Павел жил затворником в доме, отрастил себе бороду и власы, как священник. Не выходил по три месяца из кабинета, куда ему прямо на письменный стол ставили поднос с едой. Большую часть приказаний барин отдавал письменно, и случалось – положат ему бумагу на подпись он, не читая, подпишет распоряжение странной подписью на чужом языке.

Женщин рядом с собой он видеть не мог, а при внезапном появлении случайного белокурого статного человека с серыми глазами немедля впадал в бешенство.

А один раз, шагая по обыкновению в кабинете из угла в угол, подошел к двери, в то самое время, как Лаврентий отворил ее неожиданно, чтобы доложить какую-то надобность.
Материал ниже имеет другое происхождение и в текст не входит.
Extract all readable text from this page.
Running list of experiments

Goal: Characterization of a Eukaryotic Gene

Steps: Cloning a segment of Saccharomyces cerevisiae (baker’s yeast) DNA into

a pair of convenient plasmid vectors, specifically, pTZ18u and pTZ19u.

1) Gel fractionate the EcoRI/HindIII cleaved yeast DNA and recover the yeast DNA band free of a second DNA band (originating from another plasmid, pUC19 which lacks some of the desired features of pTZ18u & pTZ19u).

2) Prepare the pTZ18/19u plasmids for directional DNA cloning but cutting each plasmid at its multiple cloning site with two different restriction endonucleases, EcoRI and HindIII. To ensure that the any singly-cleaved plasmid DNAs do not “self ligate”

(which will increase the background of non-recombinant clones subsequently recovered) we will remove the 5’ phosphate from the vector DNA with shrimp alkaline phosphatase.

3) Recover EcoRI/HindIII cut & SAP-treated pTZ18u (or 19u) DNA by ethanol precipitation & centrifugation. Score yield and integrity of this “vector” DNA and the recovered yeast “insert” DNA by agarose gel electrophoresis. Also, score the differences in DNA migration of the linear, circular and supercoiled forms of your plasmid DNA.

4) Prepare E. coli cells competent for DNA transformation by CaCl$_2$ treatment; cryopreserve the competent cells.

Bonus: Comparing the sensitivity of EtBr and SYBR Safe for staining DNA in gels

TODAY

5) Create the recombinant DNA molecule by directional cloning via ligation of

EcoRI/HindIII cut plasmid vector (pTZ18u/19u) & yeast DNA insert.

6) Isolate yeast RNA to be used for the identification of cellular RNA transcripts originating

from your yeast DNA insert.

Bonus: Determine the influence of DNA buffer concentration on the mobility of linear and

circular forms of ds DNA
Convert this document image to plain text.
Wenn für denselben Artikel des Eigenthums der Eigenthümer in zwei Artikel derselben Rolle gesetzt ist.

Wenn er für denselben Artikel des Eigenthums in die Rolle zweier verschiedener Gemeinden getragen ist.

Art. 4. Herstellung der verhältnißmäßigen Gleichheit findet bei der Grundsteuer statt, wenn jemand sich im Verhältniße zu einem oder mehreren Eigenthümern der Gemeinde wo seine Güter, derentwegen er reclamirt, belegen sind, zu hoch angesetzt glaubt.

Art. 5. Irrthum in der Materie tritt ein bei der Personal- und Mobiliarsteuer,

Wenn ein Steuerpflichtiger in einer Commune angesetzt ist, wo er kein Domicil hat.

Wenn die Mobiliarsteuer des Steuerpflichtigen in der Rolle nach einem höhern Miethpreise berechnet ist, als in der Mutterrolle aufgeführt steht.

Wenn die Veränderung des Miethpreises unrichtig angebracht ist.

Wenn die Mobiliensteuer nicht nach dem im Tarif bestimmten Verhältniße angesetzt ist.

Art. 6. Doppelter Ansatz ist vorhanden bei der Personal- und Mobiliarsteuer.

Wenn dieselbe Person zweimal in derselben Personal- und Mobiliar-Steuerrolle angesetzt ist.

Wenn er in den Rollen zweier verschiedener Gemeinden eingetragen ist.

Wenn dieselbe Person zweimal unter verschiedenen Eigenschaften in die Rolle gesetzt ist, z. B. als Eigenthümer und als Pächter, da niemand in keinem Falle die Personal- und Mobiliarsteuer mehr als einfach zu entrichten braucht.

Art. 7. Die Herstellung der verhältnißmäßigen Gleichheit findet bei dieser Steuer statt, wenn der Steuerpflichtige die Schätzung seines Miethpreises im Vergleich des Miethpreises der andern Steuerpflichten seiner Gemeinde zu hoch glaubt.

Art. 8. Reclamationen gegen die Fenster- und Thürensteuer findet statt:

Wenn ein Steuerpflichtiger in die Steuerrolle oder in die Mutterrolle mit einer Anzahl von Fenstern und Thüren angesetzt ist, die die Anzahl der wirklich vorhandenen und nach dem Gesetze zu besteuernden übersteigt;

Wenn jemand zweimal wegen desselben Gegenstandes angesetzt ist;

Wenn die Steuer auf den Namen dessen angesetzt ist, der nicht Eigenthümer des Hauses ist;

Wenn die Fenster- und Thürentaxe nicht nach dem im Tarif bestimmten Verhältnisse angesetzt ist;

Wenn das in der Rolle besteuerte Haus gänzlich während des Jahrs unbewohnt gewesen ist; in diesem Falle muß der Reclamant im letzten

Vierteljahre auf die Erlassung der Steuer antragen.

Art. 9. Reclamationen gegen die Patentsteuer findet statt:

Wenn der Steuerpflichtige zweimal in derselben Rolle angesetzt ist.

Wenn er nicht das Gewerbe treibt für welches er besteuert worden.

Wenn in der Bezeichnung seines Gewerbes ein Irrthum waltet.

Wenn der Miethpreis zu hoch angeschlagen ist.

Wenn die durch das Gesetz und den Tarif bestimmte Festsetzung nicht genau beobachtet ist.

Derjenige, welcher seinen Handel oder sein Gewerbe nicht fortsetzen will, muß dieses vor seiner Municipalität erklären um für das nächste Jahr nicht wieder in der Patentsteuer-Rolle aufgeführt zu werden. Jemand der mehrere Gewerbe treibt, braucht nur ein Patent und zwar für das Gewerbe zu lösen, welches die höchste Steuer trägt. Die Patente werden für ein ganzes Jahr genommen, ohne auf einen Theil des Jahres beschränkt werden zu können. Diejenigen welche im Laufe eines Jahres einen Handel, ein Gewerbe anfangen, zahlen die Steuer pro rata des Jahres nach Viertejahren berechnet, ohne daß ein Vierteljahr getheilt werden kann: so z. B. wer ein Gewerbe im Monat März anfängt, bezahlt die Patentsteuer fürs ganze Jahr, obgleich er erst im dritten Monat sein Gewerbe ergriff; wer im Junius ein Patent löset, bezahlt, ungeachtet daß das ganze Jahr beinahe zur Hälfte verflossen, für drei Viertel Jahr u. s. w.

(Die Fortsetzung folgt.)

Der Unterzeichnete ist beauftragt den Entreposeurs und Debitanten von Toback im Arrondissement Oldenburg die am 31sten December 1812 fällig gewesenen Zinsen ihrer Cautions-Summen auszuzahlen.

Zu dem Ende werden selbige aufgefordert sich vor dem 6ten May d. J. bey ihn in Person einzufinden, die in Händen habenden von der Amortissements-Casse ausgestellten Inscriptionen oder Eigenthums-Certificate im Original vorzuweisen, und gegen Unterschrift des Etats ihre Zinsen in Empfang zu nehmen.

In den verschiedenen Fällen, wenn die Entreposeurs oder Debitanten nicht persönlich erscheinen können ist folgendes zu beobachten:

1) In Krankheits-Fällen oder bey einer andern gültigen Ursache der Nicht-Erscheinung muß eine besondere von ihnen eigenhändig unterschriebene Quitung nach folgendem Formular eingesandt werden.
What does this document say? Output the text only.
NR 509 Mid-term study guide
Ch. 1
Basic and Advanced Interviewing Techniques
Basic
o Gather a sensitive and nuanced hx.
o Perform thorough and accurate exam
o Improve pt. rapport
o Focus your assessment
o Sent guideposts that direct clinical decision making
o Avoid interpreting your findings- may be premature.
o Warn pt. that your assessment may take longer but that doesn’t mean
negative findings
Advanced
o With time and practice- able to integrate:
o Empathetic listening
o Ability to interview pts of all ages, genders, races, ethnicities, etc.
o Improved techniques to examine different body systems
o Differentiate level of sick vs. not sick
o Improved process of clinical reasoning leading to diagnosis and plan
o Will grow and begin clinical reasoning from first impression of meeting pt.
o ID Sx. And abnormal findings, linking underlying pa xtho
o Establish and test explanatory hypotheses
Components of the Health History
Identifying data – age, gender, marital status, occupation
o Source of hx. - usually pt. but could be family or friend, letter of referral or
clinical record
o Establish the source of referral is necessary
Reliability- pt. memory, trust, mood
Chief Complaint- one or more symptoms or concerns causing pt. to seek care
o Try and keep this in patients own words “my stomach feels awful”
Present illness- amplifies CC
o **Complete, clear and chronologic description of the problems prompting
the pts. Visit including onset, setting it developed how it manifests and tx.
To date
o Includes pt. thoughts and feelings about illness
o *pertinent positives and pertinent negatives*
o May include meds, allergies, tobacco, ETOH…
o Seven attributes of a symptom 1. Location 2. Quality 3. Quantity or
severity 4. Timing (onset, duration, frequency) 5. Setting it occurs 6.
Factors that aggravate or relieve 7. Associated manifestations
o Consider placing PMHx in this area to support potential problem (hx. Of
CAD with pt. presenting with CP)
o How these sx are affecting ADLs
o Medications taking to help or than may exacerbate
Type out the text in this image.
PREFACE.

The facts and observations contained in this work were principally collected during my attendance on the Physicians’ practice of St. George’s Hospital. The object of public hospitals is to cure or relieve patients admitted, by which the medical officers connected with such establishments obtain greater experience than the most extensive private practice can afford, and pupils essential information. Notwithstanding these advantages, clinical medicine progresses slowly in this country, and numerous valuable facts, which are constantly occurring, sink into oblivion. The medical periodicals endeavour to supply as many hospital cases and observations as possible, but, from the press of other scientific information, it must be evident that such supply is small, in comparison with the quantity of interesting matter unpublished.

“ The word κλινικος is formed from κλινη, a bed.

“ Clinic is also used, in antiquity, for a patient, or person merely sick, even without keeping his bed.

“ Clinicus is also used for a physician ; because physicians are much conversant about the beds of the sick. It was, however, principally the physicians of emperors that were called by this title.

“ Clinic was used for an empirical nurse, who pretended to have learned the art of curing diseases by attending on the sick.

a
– Ты, уморил ее! Ты, а не я! – задрожал Павел, и оттолкнул старичину с такой силой, что тот едва не проломил затылок свой о простенок. Впрочем, через неделю барин опомнился и просил прощения у старого дядьки.

– После этого, – важно вещал Лаврентий слугам в людской, – я всегда прежде постучусь, подожду, а потом уже войду с докладом к его милости.

И люди лишь разводили руками: беда.

Когда сказали ему, что в Россию вступил Наполеон, барин лишь отмахнулся: знаю, без вас. Когда объявили, что французы подходят к старой столице, отрезал: до вотчины не дойдут. А в час пожара Москвы, зримого хорошим заревом на краю ночи, велел вынести стул на балкон и подать ему шампанского.

Вот эта эпитафия и есть последний случай, какой известен нам из его краткой жизни. Павел умер все тем же юношей, далеко не дожив до старости. Повесть его судьбины дошла до меня в Петербурге в изустном рассказе. Я захотел посмотреть места, где когда-то стоял уединенный домик вдовы на Васильевском острове, и однажды летом отыскал печальное сие пепелище, ямину, заросшую крапивою и чертополохом. Все обуглил влюбленный огнь. Не пестрели цветы в палисаде. Не гудели пчелы в шиповнике. Только одни чайки вились кругом над взморьем, да паруса бороздили даль. Вид сей могилы, был так безотраден, что я решил положить эту повесть пером на бумагу.

Впрочем, любезный читатель, лучше меня рассудит можно ли ей доверять и напоследок спросит судьбу: откуда у чертей эта охота вмешиваться в людской удел, когда человек ни о чем не просит ни Бога, ни беса, и надеется лишь на себя одного?